Authored by Robert Whitman

Seyfarth Synopsis: The Department of Labor has scrapped its 2010 Fact Sheet on internship status and adopted the more flexible and employer-friendly test devised by Second Circuit.

In a decision that surprised no one who has followed the litigation of wage hour claims by interns, the US Department of Labor has abandoned its ill-fated six-part test for intern status in for-profit companies and replaced it with a more nuanced set of factors first articulated by the Second Circuit in 2015. The move officially eliminates agency guidance that several appellate courts had explicitly rejected as inconsistent with the FLSA.

The DOL announced the move with little fanfare. In a brief statement posted on its website on January 5, it said:

On Dec. 19, 2017, the U.S. Court of Appeals for the Ninth Circuit became the fourth federal appellate court to expressly reject the U.S. Department of Labor’s six-part test for determining whether interns and students are employees under the Fair Labor Standards Act (FLSA).

The Department of Labor today clarified that going forward, the Department will conform to these appellate court rulings by using the same “primary beneficiary” test that these courts use to determine whether interns are employees under the FLSA. The Wage and Hour Division will update its enforcement policies to align with recent case law, eliminate unnecessary confusion among the regulated community, and provide the Division’s investigators with increased flexibility to holistically analyze internships on a case-by-case basis.

The DOL rolled out the six-part test in 2010 in a Fact Sheet issued by the Wage and Hour Division.

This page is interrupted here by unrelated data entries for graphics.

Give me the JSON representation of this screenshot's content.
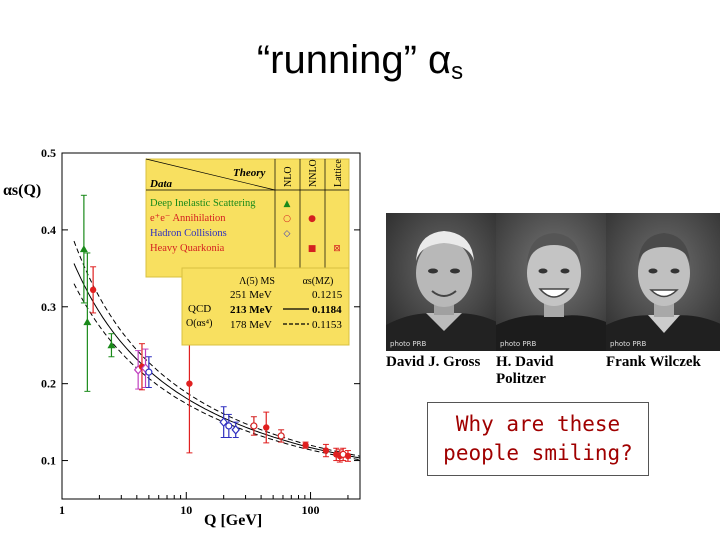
{
  "slide_title": {
    "main": "“running” α",
    "subscript": "s"
  },
  "chart_data": {
    "type": "scatter",
    "x_scale": "log",
    "y_scale": "linear",
    "xlim": [
      1,
      250
    ],
    "ylim": [
      0.05,
      0.5
    ],
    "xlabel": "Q [GeV]",
    "ylabel": "αs(Q)",
    "x_ticks": [
      1,
      10,
      100
    ],
    "y_ticks": [
      0.1,
      0.2,
      0.3,
      0.4,
      0.5
    ],
    "data_legend": {
      "header_data": "Data",
      "header_theory": "Theory",
      "columns": [
        "NLO",
        "NNLO",
        "Lattice"
      ],
      "rows": [
        {
          "label": "Deep Inelastic Scattering",
          "color": "#1a8a1a",
          "nlo": "▲",
          "nnlo": "",
          "lattice": ""
        },
        {
          "label": "e⁺e⁻ Annihilation",
          "color": "#d42020",
          "nlo": "○",
          "nnlo": "●",
          "lattice": ""
        },
        {
          "label": "Hadron Collisions",
          "color": "#3030c0",
          "nlo": "◇",
          "nnlo": "",
          "lattice": ""
        },
        {
          "label": "Heavy Quarkonia",
          "color": "#d42020",
          "nlo": "",
          "nnlo": "■",
          "lattice": "⊠"
        }
      ]
    },
    "qcd_legend": {
      "label_qcd": "QCD",
      "label_order": "O(αs⁴)",
      "col_lambda": "Λ(5) MS",
      "col_alpha": "αs(MZ)",
      "rows": [
        {
          "lambda": "251 MeV",
          "alpha": "0.1215",
          "line": "dashed"
        },
        {
          "lambda": "213 MeV",
          "alpha": "0.1184",
          "line": "solid"
        },
        {
          "lambda": "178 MeV",
          "alpha": "0.1153",
          "line": "dashed"
        }
      ]
    },
    "curves": [
      {
        "name": "251 MeV",
        "alpha_mz": 0.1215,
        "style": "dashed"
      },
      {
        "name": "213 MeV",
        "alpha_mz": 0.1184,
        "style": "solid"
      },
      {
        "name": "178 MeV",
        "alpha_mz": 0.1153,
        "style": "dashed"
      }
    ],
    "points": [
      {
        "q": 1.5,
        "alpha": 0.375,
        "err": 0.07,
        "marker": "triangle",
        "color": "#1a8a1a"
      },
      {
        "q": 1.6,
        "alpha": 0.28,
        "err": 0.09,
        "marker": "triangle",
        "color": "#1a8a1a"
      },
      {
        "q": 1.78,
        "alpha": 0.322,
        "err": 0.03,
        "marker": "circle",
        "color": "#e02020"
      },
      {
        "q": 2.5,
        "alpha": 0.25,
        "err": 0.015,
        "marker": "triangle",
        "color": "#1a8a1a"
      },
      {
        "q": 4.1,
        "alpha": 0.218,
        "err": 0.025,
        "marker": "diamond",
        "color": "#c040c0"
      },
      {
        "q": 4.4,
        "alpha": 0.222,
        "err": 0.03,
        "marker": "circle",
        "color": "#e02020"
      },
      {
        "q": 4.7,
        "alpha": 0.22,
        "err": 0.025,
        "marker": "diamond",
        "color": "#c040c0"
      },
      {
        "q": 5.0,
        "alpha": 0.215,
        "err": 0.02,
        "marker": "circle-open",
        "color": "#3030c0"
      },
      {
        "q": 10.6,
        "alpha": 0.2,
        "err": 0.09,
        "marker": "circle",
        "color": "#e02020"
      },
      {
        "q": 20,
        "alpha": 0.15,
        "err": 0.02,
        "marker": "diamond",
        "color": "#3030c0"
      },
      {
        "q": 22,
        "alpha": 0.145,
        "err": 0.015,
        "marker": "circle-open",
        "color": "#3030c0"
      },
      {
        "q": 25,
        "alpha": 0.14,
        "err": 0.01,
        "marker": "diamond",
        "color": "#3030c0"
      },
      {
        "q": 35,
        "alpha": 0.145,
        "err": 0.012,
        "marker": "circle-open",
        "color": "#d42020"
      },
      {
        "q": 44,
        "alpha": 0.143,
        "err": 0.02,
        "marker": "circle",
        "color": "#e02020"
      },
      {
        "q": 58,
        "alpha": 0.132,
        "err": 0.008,
        "marker": "circle-open",
        "color": "#d42020"
      },
      {
        "q": 91.2,
        "alpha": 0.12,
        "err": 0.004,
        "marker": "circle",
        "color": "#e02020"
      },
      {
        "q": 133,
        "alpha": 0.113,
        "err": 0.008,
        "marker": "circle",
        "color": "#e02020"
      },
      {
        "q": 161,
        "alpha": 0.108,
        "err": 0.008,
        "marker": "circle",
        "color": "#e02020"
      },
      {
        "q": 172,
        "alpha": 0.106,
        "err": 0.008,
        "marker": "circle",
        "color": "#e02020"
      },
      {
        "q": 183,
        "alpha": 0.108,
        "err": 0.008,
        "marker": "circle-open",
        "color": "#e02020"
      },
      {
        "q": 200,
        "alpha": 0.106,
        "err": 0.007,
        "marker": "circle",
        "color": "#e02020"
      }
    ]
  },
  "photos": [
    {
      "name": "David J. Gross",
      "credit": "photo PRB"
    },
    {
      "name": "H. David Politzer",
      "credit": "photo PRB"
    },
    {
      "name": "Frank Wilczek",
      "credit": "photo PRB"
    }
  ],
  "captions": [
    "David J. Gross",
    "H. David",
    "Politzer",
    "Frank Wilczek"
  ],
  "question": {
    "line1": "Why are these",
    "line2": "people smiling?"
  },
  "colors": {
    "legend_bg": "#f8e060",
    "legend_border": "#d8c040",
    "question_text": "#a00000"
  }
}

The test provided that an unpaid intern at a for-profit company would be deemed an employee under the FLSA unless all six factors—requiring in essence that the internship mirror the type of instruction received in a classroom setting and that the employer “derive[] no immediate advantage from the activities of the intern”—were met. The upshot of the test was that if the company received any economic benefit from the intern’s services, the intern was an employee and therefore entitled to minimum wage, overtime, and other protections of the FLSA.

Spurred by the DOL’s guidance, plaintiffs filed a flurry of lawsuits, especially in the Southern and Eastern Districts of New York. But despite some initial success, their claims were not well received. The critical blow came in 2015 from the Second Circuit, which in Glatt v. Fox Searchlight Picture Searchlight emphatically rejected the DOL’s test, stating, “[W]e do not find it persuasive, and we will not defer to it.” Instead, it said, courts should examine the internship relationship as a whole and determine the “primary beneficiary.” It crafted its own list of seven non-exhaustive factors designed to answer that question. Other courts soon followed the Second Circuit’s lead, capped off by the Ninth Circuit’s ruling in late December.

For the new leadership at the DOL, that was the final blow. In the wake of the Ninth Circuit’s decision, the agency not only scrapped the six-factor test entirely, but adopted the seven-factor Glatt test verbatim in a new Fact Sheet.

While the DOL’s action marks the official end of the short-lived six factors, the history books will note that the Glatt decision itself was the more significant event in the brief shelf-life of internship litigation. As we have noted previously in this space, the Glatt court not only adopted a more employer-friendly test than the DOL and the plaintiffs’ bar had advocated; it also expressed grave doubts about whether lawsuits by interns would be suitable for class or collective action treatment. The DOL’s new Fact Sheet reiterates those doubts, stating, “Courts have described the ‘primary beneficiary test’ as a flexible test, and no single factor is determinative. Accordingly, whether an intern or student is an employee under the FLSA necessarily depends on the unique circumstances of each case.”

That aspect of the ruling, more than its resolution of the merits, was likely the beginning of the end for internship lawsuits. In the months and years since Glatt was decided, the number of internship lawsuits has dropped precipitously.

At this point, only the college student depicted recently in The Onion  seems to be holding out hope. But as we’ve advised many times, employers should not get complacent. Unpaid interns, no matter how willing they are to work for free, are not a substitute for paid employees and should not be treated as glorified volunteer coffee-fetchers. As the new DOL factors make clear, internship experiences still must be predominantly educational in character. If not, it will be the interns (and their lawyers) giving employers a harsh lesson in wage and hour compliance.